Launching a banking career in the midst of a financial crisis seems counterintuitive, but that’s exactly what engineer Cliff Vaz did when he joined Citi as a summer associate in 2008. “As everyone was running for the exits, I was running into the building,” he recalled.

Vaz began his professional life as an R&D engineer, first for an alternative energy company and later for ApJet, where he worked on atmospheric plasma technology. He holds seven patents from those years.

Ready for a change, he joined financial forecasting company Strategic Analytics Inc., and a year later entered the MBA program at the University of Texas, Austin, where a Citi banker who was judging a finance contest suggested he try investment banking. He landed an internship and joined full time after completing his business degree. Today he is a vice president in corporate banking, overseeing reserve-based lending for a portfolio of upstream companies.

Vaz holds degrees in economics from the College of Wooster and in chemical engineering from the University of Iowa. In a recent interview, he discussed banking trends, the recent redetermination season and the future of upstream finance.

Investor What size is Citi’s upstream portfolio?

Vaz We have a strong roster of upstream clients, both investment-grade and noninvestment-grade. I focus primarily on the noninvestment-grade space. Energy reserve-based lending wasn’t Citi’s traditional bread and butter, and it’s been a great opportunity for me as it has grown. I had a valuable mentor in my boss, Phil Ballard. We experienced the boom years, and now we’re experiencing the other side of the coin, which is equally important. You have to appreciate the cycles to be a good banker.

Investor What’s happening in the upstream space?

Vaz The main backdrop, of course, is the fall in crude prices from above $100 to the mid-$20s range in the course of about 18 months. The other element is regulation, which is changing the way banks do business and makes capital access tighter. It is forcing leverage out of the system.

Investor As you point out, that’s a challenge, because the upstream is capital-intensive.

Vaz I suspect alternative capital providers will furnish the capital that banks no longer provide. The capital will be higher cost but reasonable enough that companies will consider it as an alternative to being indirectly governed by bank regulations.

As the bottom is reached, private equity money on the sidelines will find its way in. You’ll see first-lien debt coming from nonbank entities. That’s a very interesting development.

Investor What’s the effect on E&Ps?

Vaz Companies still able to drill are becoming more efficient by the day. You don’t need $100 oil to make the returns you made two years ago. You maybe need $60 to $80, because the capital is much more efficient. One of our engineering colleagues pointed out that the crews that are still drilling are the best crews out there. That efficiency is a powerful weapon toward achieving returns in a depressed environment.

Investor Have we hit bottom?

Vaz There seems to be less downside and more upside to prices. Most experts are projecting by the end of the year we’ll have a five handle on prices, some say six. It’s less than a 12-month recovery to where drillers come back into the market, even at $50 or $60.

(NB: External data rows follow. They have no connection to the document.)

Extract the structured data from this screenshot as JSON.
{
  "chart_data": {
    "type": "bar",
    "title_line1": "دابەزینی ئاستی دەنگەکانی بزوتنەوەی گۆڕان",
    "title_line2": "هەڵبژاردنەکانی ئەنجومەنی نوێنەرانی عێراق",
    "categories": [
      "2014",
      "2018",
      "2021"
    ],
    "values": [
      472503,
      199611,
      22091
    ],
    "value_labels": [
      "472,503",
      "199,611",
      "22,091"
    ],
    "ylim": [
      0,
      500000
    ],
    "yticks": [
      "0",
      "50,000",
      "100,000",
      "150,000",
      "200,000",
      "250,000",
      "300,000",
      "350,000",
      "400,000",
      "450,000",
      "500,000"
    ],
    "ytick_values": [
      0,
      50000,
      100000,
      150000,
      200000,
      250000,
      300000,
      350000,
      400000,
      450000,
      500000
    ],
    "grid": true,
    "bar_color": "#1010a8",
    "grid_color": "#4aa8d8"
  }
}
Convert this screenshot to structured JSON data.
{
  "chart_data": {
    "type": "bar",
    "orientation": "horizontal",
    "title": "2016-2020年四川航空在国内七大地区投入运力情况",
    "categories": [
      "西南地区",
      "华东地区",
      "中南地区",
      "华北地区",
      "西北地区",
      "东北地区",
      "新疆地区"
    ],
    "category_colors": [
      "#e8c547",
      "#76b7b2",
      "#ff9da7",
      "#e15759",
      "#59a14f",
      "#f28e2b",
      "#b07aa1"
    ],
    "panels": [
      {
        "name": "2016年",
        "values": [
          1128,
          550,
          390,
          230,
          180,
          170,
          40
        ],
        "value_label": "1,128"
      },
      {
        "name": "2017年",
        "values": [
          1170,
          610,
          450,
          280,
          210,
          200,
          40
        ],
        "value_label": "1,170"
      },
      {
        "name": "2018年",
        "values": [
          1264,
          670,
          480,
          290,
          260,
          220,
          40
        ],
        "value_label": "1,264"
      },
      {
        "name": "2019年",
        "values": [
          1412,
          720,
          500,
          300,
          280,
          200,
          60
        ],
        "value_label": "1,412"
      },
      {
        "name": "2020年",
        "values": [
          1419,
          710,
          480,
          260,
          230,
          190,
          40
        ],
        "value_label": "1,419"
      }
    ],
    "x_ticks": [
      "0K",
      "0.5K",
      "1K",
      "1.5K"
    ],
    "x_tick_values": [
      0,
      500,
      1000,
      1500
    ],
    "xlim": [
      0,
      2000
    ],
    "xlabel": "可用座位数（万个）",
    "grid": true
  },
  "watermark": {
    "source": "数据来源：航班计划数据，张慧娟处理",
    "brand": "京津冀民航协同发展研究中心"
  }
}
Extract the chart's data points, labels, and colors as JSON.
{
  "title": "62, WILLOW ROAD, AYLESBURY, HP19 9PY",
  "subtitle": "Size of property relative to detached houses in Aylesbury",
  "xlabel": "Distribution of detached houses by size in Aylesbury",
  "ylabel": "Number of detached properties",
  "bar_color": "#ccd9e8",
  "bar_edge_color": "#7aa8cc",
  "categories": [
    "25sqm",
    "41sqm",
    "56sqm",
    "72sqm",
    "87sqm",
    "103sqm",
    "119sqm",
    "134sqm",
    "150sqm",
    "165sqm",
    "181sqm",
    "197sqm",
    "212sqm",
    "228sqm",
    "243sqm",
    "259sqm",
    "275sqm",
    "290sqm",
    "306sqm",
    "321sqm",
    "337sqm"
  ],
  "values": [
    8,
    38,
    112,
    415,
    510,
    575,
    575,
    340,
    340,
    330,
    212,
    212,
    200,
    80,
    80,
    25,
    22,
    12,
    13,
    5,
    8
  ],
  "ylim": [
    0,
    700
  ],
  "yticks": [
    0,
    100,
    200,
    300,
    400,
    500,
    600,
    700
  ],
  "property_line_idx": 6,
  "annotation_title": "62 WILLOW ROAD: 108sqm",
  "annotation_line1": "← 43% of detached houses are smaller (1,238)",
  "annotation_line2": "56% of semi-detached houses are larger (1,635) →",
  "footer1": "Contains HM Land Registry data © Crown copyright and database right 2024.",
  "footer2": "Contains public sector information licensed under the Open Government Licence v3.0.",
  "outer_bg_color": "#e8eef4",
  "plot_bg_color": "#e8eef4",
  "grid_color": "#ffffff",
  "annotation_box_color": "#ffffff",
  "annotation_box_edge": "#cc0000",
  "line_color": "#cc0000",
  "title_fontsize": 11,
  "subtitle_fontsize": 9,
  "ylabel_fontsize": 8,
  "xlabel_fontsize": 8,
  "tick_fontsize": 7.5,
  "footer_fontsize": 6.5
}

Investor How has redetermination season played out?

Vaz Price decks have gotten extremely low and hedges are rolling off, hence impacts are significant. Deductions of 20% to 30% from borrowing bases are not out of the ordinary. The fact that prices have risen somewhat since February doesn’t mean banks will raise decks—not until they see stability in the $40 price. There are haves and have-nots. Companies that have fixed their balance sheets will be fine. Others will struggle.

Investor What’s an example of a ‘have?’

Vaz Without mentioning specific names, one company bought assets and hedged them five years out from Day One. The company’s performance has been rock steady even as prices have dropped to a fifth of what they were at the time of purchase. It locked in returns, was agnostic on commodity prices and did not over lever.

By contrast, another firm, which is in bankruptcy, did deals over the past five years that were essentially heavily levered and haven’t worked out in today’s price environment. Those capital structures were designed to withstand only moderate reductions in prices. The lesson is you can’t plan for business as usual.

Companies have to decide whether they want to be a pure play on commodities or a returns play. In one example of what it takes to get to market in this environment, a company put in significant natural gas hedges and credit enhancements to help maintain cash flow for the next few years to support an acquisition. It was a very different looking deal than anything done in the past two years.